When I try to generate a certificate using Ansible I got an error: Error new cert: CODE: 500 RESULT: {u'status': 500, u'type': u'urn:ietf:params:acme:error:serverInternal', u'detail': u'Error finalizing order'}",
My domain is: nic.cpa
I tried to debug it using https://letsdebug.net, I got the following message:
INVALID DOMAIN
" **“nic.cpa” is not a valid domain name that Let’s Encrypt would be able to issue a certificate for. **
// cpa : 2019-06-10 American Institute of Certified Public Accountants
cpa
And you can resolve it on Internet. It is fully delegated:
$ dig nic.cpa +short
54.245.106.105
Could you please help me to figure out why Let’s Encrypt can’t validate it?
The version of my client is
$ ansible --version
ansible 2.8.5
I am using acme_certificate module. It works well for other domains, so I am confident the problem is on Lets Encrypt side not able to check that .cpa is a valid TLD.
How many times have you tried to issue a certificate? Can you try again?
If the TLD is too new for Let’s Encrypt to know about it, you should get a “Name does not end in public suffix” error, like this:
$ sudo -H certbot certonly --staging --webroot -w /srv/www/certbot -d $(uuidgen).zzz
Saving debug log to /var/log/letsencrypt/letsencrypt.log
Plugins selected: Authenticator webroot, Installer None
Obtaining a new certificate
An unexpected error occurred:
The server will not issue certificates for the identifier :: Error creating new order :: Cannot issue for "81787d33-9c4f-470f-97d1-31a7eaf14740.zzz": Name does not end in a public suffix
Please see the logfiles in /var/log/letsencrypt for more details.
The error you got suggests something else went wrong; I don’t know what. Let’s Encrypt staff could look it up from the server logs. It might have been some sort of temporary issue.
If I try to issue certificates for .cpa domains, it fails with an ordinary validation error – on the other hand, your attempts might be succeeding at validation and failing at a later step that I can’t test.
Let's Encrypt uses a version of the PSL a version that does contain cpa.
But Let's Debug was using an older version. I've updated it now, so you shouldn't see that problem anymore.

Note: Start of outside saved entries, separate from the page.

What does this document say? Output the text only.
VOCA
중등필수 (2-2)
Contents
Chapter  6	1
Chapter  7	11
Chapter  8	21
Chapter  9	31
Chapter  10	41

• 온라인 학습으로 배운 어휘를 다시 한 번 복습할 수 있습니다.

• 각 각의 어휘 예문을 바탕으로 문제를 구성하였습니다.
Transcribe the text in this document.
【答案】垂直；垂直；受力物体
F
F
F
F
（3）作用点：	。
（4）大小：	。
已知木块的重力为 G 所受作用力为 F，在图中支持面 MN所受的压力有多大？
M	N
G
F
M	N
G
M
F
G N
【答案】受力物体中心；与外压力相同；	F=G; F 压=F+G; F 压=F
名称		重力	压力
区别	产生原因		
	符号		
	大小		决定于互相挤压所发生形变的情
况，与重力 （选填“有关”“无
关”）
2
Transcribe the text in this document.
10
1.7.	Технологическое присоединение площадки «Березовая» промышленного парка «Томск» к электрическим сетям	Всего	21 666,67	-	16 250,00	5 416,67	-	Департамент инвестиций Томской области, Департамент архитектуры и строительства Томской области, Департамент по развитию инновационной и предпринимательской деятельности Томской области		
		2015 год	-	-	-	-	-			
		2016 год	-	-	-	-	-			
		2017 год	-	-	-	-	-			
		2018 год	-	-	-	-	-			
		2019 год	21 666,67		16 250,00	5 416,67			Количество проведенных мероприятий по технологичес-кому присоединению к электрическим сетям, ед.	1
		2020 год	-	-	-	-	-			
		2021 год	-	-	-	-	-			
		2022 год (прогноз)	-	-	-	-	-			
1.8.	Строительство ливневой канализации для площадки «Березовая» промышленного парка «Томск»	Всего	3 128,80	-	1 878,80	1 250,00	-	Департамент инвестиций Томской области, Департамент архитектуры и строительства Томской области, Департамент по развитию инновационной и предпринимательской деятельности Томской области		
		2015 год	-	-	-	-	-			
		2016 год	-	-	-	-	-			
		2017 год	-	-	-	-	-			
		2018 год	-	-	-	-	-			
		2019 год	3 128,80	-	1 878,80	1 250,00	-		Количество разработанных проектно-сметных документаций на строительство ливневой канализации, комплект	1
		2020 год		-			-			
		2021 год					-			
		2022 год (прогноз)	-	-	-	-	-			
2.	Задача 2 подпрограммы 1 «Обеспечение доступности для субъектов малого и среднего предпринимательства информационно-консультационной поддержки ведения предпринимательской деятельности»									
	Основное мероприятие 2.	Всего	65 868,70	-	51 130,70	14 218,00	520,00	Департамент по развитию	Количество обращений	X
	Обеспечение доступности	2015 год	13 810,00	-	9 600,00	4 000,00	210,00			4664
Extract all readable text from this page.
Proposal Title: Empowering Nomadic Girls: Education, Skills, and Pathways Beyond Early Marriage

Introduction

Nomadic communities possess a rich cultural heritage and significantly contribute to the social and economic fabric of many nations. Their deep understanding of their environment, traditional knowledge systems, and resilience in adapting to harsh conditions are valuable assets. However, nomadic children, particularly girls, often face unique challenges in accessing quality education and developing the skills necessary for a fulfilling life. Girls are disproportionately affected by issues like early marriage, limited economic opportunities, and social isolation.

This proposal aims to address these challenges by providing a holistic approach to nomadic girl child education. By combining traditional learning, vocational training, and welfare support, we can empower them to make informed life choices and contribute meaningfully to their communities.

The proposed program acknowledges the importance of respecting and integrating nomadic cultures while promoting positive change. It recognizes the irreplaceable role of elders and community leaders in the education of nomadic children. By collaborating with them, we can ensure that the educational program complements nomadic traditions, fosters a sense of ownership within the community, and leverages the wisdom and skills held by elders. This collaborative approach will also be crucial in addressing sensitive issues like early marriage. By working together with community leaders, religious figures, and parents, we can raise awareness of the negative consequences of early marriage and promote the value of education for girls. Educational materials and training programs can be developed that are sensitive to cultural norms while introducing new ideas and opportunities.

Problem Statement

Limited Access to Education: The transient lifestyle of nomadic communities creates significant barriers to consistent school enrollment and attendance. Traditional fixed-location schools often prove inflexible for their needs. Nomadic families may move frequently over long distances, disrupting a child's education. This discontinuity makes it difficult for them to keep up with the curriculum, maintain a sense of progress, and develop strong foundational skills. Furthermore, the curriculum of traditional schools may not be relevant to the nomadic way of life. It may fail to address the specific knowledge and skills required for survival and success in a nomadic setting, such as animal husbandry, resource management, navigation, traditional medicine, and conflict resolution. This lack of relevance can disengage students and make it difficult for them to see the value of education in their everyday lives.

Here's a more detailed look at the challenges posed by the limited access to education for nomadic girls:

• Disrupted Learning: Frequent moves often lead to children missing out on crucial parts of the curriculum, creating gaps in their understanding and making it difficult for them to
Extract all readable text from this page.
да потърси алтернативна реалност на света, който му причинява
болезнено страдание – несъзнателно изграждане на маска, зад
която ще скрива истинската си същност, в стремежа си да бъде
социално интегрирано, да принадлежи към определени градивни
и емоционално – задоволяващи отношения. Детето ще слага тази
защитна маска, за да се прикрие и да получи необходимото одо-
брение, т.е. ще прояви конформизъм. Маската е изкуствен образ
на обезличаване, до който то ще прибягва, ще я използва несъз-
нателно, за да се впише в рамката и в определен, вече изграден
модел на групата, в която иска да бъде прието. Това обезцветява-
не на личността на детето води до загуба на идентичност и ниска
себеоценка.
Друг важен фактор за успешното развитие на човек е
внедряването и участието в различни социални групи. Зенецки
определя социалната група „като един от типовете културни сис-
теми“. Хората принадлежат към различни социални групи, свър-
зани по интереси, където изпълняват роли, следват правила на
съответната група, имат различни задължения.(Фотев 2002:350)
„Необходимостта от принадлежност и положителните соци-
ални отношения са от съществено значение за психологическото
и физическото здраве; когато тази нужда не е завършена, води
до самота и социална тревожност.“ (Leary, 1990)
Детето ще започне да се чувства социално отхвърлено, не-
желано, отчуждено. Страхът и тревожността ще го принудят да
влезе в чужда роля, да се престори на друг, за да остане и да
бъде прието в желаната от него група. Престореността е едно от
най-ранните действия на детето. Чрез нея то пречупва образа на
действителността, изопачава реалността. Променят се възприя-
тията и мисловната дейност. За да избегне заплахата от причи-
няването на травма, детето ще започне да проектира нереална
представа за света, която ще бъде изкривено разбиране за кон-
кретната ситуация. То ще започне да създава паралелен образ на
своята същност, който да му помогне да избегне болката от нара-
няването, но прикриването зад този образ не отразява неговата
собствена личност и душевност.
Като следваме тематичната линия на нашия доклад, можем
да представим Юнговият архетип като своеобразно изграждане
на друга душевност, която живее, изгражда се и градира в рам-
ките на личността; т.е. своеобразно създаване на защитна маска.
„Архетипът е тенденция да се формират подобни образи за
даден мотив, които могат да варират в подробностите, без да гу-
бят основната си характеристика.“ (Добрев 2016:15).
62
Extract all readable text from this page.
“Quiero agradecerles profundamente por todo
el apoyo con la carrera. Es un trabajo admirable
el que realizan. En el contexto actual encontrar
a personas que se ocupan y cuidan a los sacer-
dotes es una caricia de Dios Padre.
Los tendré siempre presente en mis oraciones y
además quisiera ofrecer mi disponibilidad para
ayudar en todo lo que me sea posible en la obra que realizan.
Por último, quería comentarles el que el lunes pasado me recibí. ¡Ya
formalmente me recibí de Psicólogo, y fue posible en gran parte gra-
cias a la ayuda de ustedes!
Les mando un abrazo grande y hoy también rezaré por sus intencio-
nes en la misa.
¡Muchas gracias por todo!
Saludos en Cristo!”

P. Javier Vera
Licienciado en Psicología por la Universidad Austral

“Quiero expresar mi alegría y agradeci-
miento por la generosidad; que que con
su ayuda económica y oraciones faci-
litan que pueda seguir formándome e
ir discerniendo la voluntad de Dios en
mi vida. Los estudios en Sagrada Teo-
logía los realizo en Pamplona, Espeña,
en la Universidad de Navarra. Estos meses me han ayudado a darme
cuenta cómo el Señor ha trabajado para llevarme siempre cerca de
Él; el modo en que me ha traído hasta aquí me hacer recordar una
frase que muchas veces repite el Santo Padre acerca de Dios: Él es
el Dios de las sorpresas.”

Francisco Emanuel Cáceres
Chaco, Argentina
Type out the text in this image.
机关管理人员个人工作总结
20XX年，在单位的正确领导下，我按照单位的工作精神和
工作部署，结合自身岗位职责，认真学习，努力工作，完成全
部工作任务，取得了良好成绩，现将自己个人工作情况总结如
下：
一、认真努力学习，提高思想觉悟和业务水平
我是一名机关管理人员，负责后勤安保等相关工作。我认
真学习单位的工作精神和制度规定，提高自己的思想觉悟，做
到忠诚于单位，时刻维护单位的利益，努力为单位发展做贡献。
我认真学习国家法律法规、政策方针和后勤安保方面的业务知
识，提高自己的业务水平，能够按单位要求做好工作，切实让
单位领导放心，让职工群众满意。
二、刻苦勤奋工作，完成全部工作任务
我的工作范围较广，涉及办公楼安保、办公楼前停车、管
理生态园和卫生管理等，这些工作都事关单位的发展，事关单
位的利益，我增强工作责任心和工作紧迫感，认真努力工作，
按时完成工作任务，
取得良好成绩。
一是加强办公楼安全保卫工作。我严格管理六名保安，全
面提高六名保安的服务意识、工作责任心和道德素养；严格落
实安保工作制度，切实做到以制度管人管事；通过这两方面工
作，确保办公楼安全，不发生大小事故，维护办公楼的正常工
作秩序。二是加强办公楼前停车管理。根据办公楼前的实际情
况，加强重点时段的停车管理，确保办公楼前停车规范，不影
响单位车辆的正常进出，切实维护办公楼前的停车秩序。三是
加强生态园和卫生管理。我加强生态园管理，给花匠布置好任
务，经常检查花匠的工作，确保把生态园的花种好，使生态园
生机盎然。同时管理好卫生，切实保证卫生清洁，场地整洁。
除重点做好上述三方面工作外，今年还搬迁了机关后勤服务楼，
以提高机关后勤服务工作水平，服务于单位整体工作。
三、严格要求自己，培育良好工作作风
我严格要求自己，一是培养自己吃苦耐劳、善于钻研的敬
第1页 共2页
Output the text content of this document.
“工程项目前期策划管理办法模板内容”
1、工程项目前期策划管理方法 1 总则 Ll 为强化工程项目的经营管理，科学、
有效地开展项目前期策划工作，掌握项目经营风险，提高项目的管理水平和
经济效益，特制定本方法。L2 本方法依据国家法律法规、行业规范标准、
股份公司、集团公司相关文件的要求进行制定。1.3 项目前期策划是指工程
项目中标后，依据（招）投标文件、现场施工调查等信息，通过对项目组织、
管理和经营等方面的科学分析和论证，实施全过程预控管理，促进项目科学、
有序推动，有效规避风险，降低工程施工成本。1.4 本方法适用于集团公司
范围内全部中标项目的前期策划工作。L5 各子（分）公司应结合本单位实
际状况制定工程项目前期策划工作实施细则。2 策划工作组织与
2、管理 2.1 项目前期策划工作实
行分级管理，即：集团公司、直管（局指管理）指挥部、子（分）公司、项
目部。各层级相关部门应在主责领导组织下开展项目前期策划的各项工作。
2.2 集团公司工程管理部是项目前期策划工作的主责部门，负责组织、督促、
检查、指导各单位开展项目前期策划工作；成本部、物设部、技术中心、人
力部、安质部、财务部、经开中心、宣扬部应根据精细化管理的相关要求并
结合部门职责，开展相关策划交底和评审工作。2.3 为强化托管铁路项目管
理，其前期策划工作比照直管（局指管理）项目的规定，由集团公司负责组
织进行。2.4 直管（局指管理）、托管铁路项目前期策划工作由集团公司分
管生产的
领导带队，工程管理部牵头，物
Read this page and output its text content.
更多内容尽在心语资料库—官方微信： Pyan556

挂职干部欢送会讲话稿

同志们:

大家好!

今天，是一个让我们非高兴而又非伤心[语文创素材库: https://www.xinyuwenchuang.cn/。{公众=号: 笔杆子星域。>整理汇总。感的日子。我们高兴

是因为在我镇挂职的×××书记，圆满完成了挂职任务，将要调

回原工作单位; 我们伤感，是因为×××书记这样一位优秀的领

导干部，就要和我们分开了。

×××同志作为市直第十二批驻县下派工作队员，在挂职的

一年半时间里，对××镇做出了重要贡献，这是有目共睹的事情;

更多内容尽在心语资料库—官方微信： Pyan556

That comes from the actual issuance process, from what I can tell. So, things like:
Getting your account and authz info from the database
Extracting info out of the CSR
Creating the precertificate
Getting SCTs
Signing the final certificate
There could be something busted in that process that prevents a cpa domain from succeeding, but as mentioned, we have no way to know until a staff member appears.
But what you can do is try to do the same process from a different ACME/Let's Encrypt account, to try rule out issues that are specific to yours. That does help, sometimes.
It may be due to the fact that first time I generated DNS challenge when this TLD was not delegated on Internet. And then I was validating other certs including this one. I got an error of course but it could save some info somewhere.
do the same process from a different ACME/Let’s Encrypt account, to try rule out issues that are specific to yours
Do you mean to generate DNS challenge using another Lets Encrypt private key ?
Coincidentally enough, when zlint was last updated, the pull request was opened and merged on a Tuesday, and it was deployed to production on the Thursday nine days later.
No issues were found with nic.cpa. If you are having problems with creating an SSL certificate, please visit the Let's Encrypt Community forums and post a question there.
Related DNS TXT record is deployed and I obtained a new DNS challenge (the same value). After I tried to collect SSL cert again, it failed with
I tried to use another Let's Encrypt account, deployed another DNS challenge but the result is the same:
{"changed": false, "msg": "Error new cert: CODE: 500 RESULT: {u'status': 500, u'type': u'urn:ietf:params:acme:error:serverInternal', u'detail': u'Error finalizing order'}", "other": {}}
Does it mean the change is not deployed in production or do I have another problem now?